PAMELA, A LOVE STORY

PAMELA, A LOVE STORY

(director: Ryan White; cinematographers: David Paul Jacobson, Dominique Hessert-Owens; editors: Asako Ushio, Berenice Chávez; music: Blake Neely; cast: Pamela Anderson, Gregory Butler; Runtime: 112; MPAA Rating: NR; producers: Jessica Hargrave/Julia Nottingham/Brandon Thomas Lee; Netflix; 2023-UK/USA)

“A well-done low-key documentary on the sexpot former Baywatch star Pamela Anderson.”

Reviewed by Dennis Schwartz

Ryan White (“Good Night Oppy”/”Assassins”) directs a well-done low-key documentary on the sexpot former Baywatch star Pamela Anderson, who turns out to be a likeable, smart and authentic person. Since I only heard about her from publicity stories and the hatred liberals seem to have for her, I was surprised this intimate portrait of her shows her in a different light.

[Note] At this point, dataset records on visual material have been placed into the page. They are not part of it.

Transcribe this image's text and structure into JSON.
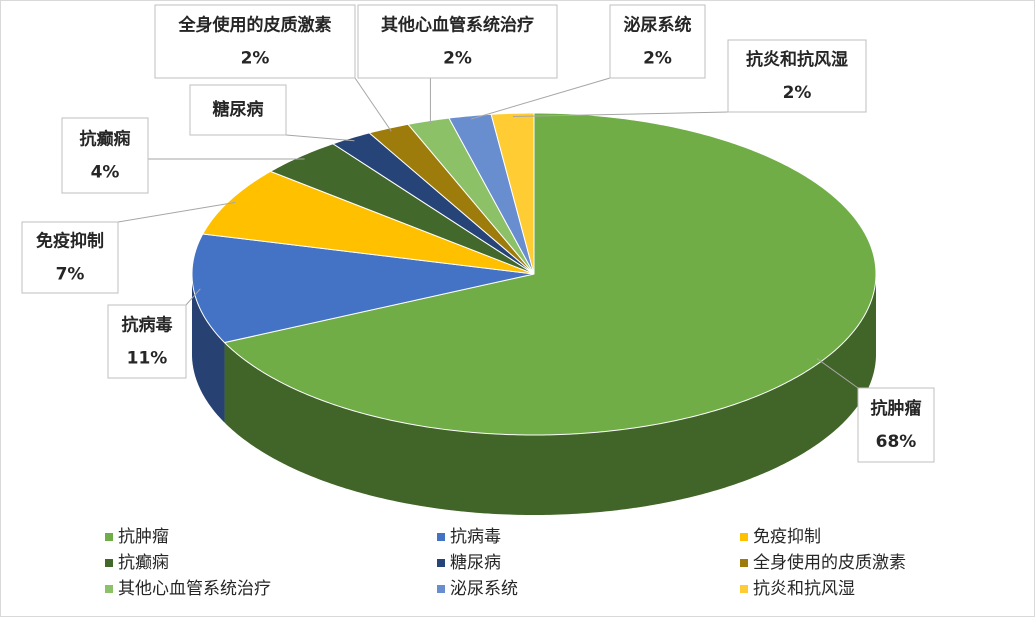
{
  "chart_data": {
    "type": "pie",
    "categories": [
      "抗肿瘤",
      "抗病毒",
      "免疫抑制",
      "抗癫痫",
      "糖尿病",
      "全身使用的皮质激素",
      "其他心血管系统治疗",
      "泌尿系统",
      "抗炎和抗风湿"
    ],
    "values": [
      68,
      11,
      7,
      4,
      2,
      2,
      2,
      2,
      2
    ],
    "value_labels": [
      "68%",
      "11%",
      "7%",
      "4%",
      null,
      "2%",
      "2%",
      "2%",
      "2%"
    ],
    "colors": [
      "#70ad47",
      "#4472c4",
      "#ffc000",
      "#43682b",
      "#264478",
      "#9e7c0c",
      "#8cc168",
      "#698ed0",
      "#ffcd33"
    ]
  }
}
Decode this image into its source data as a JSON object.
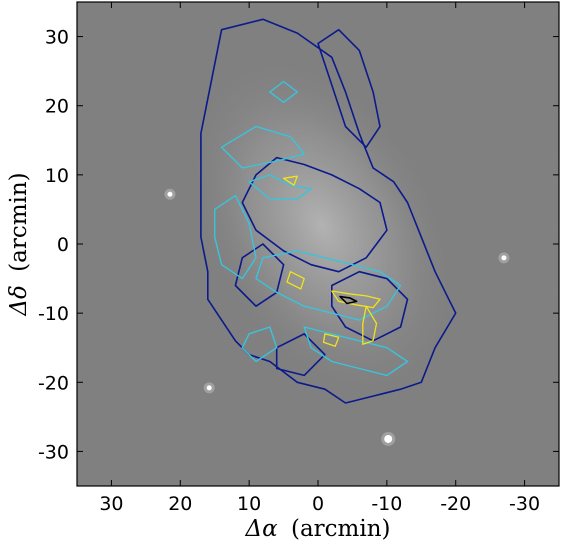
{
  "chart_data": {
    "type": "contour",
    "background": "grayscale residual image with point sources",
    "x_axis": {
      "label_symbol": "Δα",
      "label_unit": "(arcmin)",
      "range": [
        35,
        -35
      ],
      "inverted": true,
      "ticks": [
        30,
        20,
        10,
        0,
        -10,
        -20,
        -30
      ],
      "tick_labels": [
        "30",
        "20",
        "10",
        "0",
        "-10",
        "-20",
        "-30"
      ]
    },
    "y_axis": {
      "label_symbol": "Δδ",
      "label_unit": "(arcmin)",
      "range": [
        -35,
        35
      ],
      "ticks": [
        30,
        20,
        10,
        0,
        -10,
        -20,
        -30
      ],
      "tick_labels": [
        "30",
        "20",
        "10",
        "0",
        "-10",
        "-20",
        "-30"
      ]
    },
    "grid": false,
    "legend": "none",
    "contour_levels": [
      {
        "level": 1,
        "color": "#0b1a8c",
        "paths": [
          [
            [
              14,
              31
            ],
            [
              8,
              32.5
            ],
            [
              3,
              30.5
            ],
            [
              -2,
              27
            ],
            [
              -4,
              22
            ],
            [
              -6,
              16
            ],
            [
              -8,
              11
            ],
            [
              -11,
              9
            ],
            [
              -13,
              6
            ],
            [
              -15,
              1
            ],
            [
              -17,
              -4
            ],
            [
              -19,
              -8
            ],
            [
              -20,
              -10
            ],
            [
              -17,
              -15
            ],
            [
              -15,
              -20
            ],
            [
              -12,
              -21
            ],
            [
              -8,
              -22
            ],
            [
              -4,
              -23
            ],
            [
              -1,
              -21
            ],
            [
              3,
              -20
            ],
            [
              7,
              -17
            ],
            [
              10,
              -16
            ],
            [
              12,
              -14
            ],
            [
              14,
              -11
            ],
            [
              16,
              -8
            ],
            [
              16,
              -4
            ],
            [
              17,
              1
            ],
            [
              17,
              6
            ],
            [
              17,
              10
            ],
            [
              17,
              16
            ],
            [
              16,
              21
            ],
            [
              15,
              26
            ],
            [
              14,
              31
            ]
          ],
          [
            [
              0,
              29
            ],
            [
              -3,
              31
            ],
            [
              -6,
              28
            ],
            [
              -8,
              22
            ],
            [
              -9,
              17
            ],
            [
              -7,
              14
            ],
            [
              -4,
              17
            ],
            [
              -2,
              23
            ],
            [
              0,
              29
            ]
          ],
          [
            [
              9,
              10
            ],
            [
              6,
              12.5
            ],
            [
              2,
              11.5
            ],
            [
              -2,
              10
            ],
            [
              -6,
              8
            ],
            [
              -9,
              6
            ],
            [
              -10,
              2
            ],
            [
              -7,
              -2
            ],
            [
              -3,
              -4
            ],
            [
              1,
              -3
            ],
            [
              5,
              -1
            ],
            [
              9,
              2
            ],
            [
              11,
              6
            ],
            [
              9,
              10
            ]
          ],
          [
            [
              11,
              -2
            ],
            [
              8,
              0
            ],
            [
              5,
              -3
            ],
            [
              6,
              -7
            ],
            [
              9,
              -9
            ],
            [
              12,
              -6
            ],
            [
              11,
              -2
            ]
          ],
          [
            [
              -2,
              -6
            ],
            [
              -6,
              -4
            ],
            [
              -10,
              -5
            ],
            [
              -13,
              -8
            ],
            [
              -12,
              -12
            ],
            [
              -8,
              -14
            ],
            [
              -4,
              -12
            ],
            [
              -2,
              -9
            ],
            [
              -2,
              -6
            ]
          ],
          [
            [
              6,
              -15
            ],
            [
              2,
              -13
            ],
            [
              -1,
              -16
            ],
            [
              2,
              -19
            ],
            [
              6,
              -18
            ],
            [
              6,
              -15
            ]
          ]
        ]
      },
      {
        "level": 2,
        "color": "#39c4dc",
        "paths": [
          [
            [
              7,
              22
            ],
            [
              5,
              23.5
            ],
            [
              3,
              22
            ],
            [
              5,
              20.5
            ],
            [
              7,
              22
            ]
          ],
          [
            [
              14,
              14
            ],
            [
              9,
              17
            ],
            [
              4,
              15.5
            ],
            [
              2,
              13
            ],
            [
              6,
              12
            ],
            [
              11,
              11
            ],
            [
              14,
              14
            ]
          ],
          [
            [
              10,
              9
            ],
            [
              7,
              10
            ],
            [
              4,
              8.5
            ],
            [
              1,
              8
            ],
            [
              3,
              6.5
            ],
            [
              7,
              6.5
            ],
            [
              10,
              9
            ]
          ],
          [
            [
              15,
              5
            ],
            [
              12,
              7
            ],
            [
              10,
              3
            ],
            [
              9,
              -2
            ],
            [
              11,
              -5
            ],
            [
              14,
              -3
            ],
            [
              15,
              1
            ],
            [
              15,
              5
            ]
          ],
          [
            [
              8,
              -2
            ],
            [
              3,
              -1
            ],
            [
              -1,
              -2
            ],
            [
              -5,
              -3
            ],
            [
              -9,
              -4
            ],
            [
              -12,
              -6
            ],
            [
              -10,
              -9
            ],
            [
              -6,
              -11
            ],
            [
              -2,
              -10
            ],
            [
              2,
              -9
            ],
            [
              6,
              -7
            ],
            [
              9,
              -5
            ],
            [
              8,
              -2
            ]
          ],
          [
            [
              2,
              -12
            ],
            [
              -2,
              -13
            ],
            [
              -6,
              -14
            ],
            [
              -10,
              -15
            ],
            [
              -13,
              -17
            ],
            [
              -10,
              -19
            ],
            [
              -6,
              -18
            ],
            [
              -2,
              -17
            ],
            [
              1,
              -15
            ],
            [
              2,
              -12
            ]
          ],
          [
            [
              10,
              -13
            ],
            [
              7,
              -12
            ],
            [
              6,
              -15
            ],
            [
              9,
              -17
            ],
            [
              11,
              -15
            ],
            [
              10,
              -13
            ]
          ]
        ]
      },
      {
        "level": 3,
        "color": "#f2e21a",
        "paths": [
          [
            [
              5,
              9.5
            ],
            [
              3,
              9.8
            ],
            [
              3.5,
              8.5
            ],
            [
              5,
              9.5
            ]
          ],
          [
            [
              4,
              -4
            ],
            [
              2,
              -5
            ],
            [
              2.5,
              -6.5
            ],
            [
              4.5,
              -5.5
            ],
            [
              4,
              -4
            ]
          ],
          [
            [
              -2,
              -6.8
            ],
            [
              -4.5,
              -7.2
            ],
            [
              -7,
              -7.5
            ],
            [
              -9,
              -8
            ],
            [
              -8,
              -9.2
            ],
            [
              -5.5,
              -8.8
            ],
            [
              -3,
              -8.3
            ],
            [
              -2,
              -6.8
            ]
          ],
          [
            [
              -7,
              -9
            ],
            [
              -8.5,
              -11.5
            ],
            [
              -8,
              -14
            ],
            [
              -6.5,
              -14.5
            ],
            [
              -6.5,
              -11.5
            ],
            [
              -7,
              -9
            ]
          ],
          [
            [
              -1,
              -13
            ],
            [
              -3,
              -13.5
            ],
            [
              -2.5,
              -14.8
            ],
            [
              -0.8,
              -14.2
            ],
            [
              -1,
              -13
            ]
          ]
        ]
      },
      {
        "level": 4,
        "color": "#000000",
        "paths": [
          [
            [
              -3.2,
              -7.6
            ],
            [
              -4.6,
              -7.8
            ],
            [
              -5.6,
              -8.3
            ],
            [
              -4.2,
              -8.6
            ],
            [
              -3.2,
              -7.6
            ]
          ]
        ]
      }
    ],
    "point_sources": [
      {
        "x": -10.2,
        "y": -28.2,
        "kind": "bright star"
      },
      {
        "x": 21.5,
        "y": 7.2,
        "kind": "star"
      },
      {
        "x": -27.0,
        "y": -2.0,
        "kind": "star"
      },
      {
        "x": 15.8,
        "y": -20.8,
        "kind": "star"
      }
    ]
  }
}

The 50-something celebrity (with two adult sons) is interviewed at her beach house in Canada, where she’s relaxed, wears no makeup and freely talks about her life, her career and the media, and her activism in PETA. The film uses her diaries, her home videos and asks her questions about the sex tape of her made by ex-hubby Tommy Lee (the father of her sons)–one of many ex husbands (all mistakes), and has her tell about her bad relationship with her mother and her abuse and rape as a child she had to overcome.

She became an actress after first discovered on a jumbotron camera at a football game, which was followed by a Playboy cover, and then her ascent to global fame on TV’s Baywatch, her marriage on the beach to Mötley Crüe drummer Tommy Lee after knowing each other for only four days. Which gave rise to the unsolved theft of their honeymoon sex tape (which made its way into the public). It ends on her recent starring role as Roxie Hart in the Broadway musical Chicago, which she is set to do for two months.

The questions asked are all softball ones with no follow-ups, and it covers lightweight stuff you can read about in the tabloids or find on social media. But we can plainly see she turns out to be a person of some substance, and the film was an easy watch.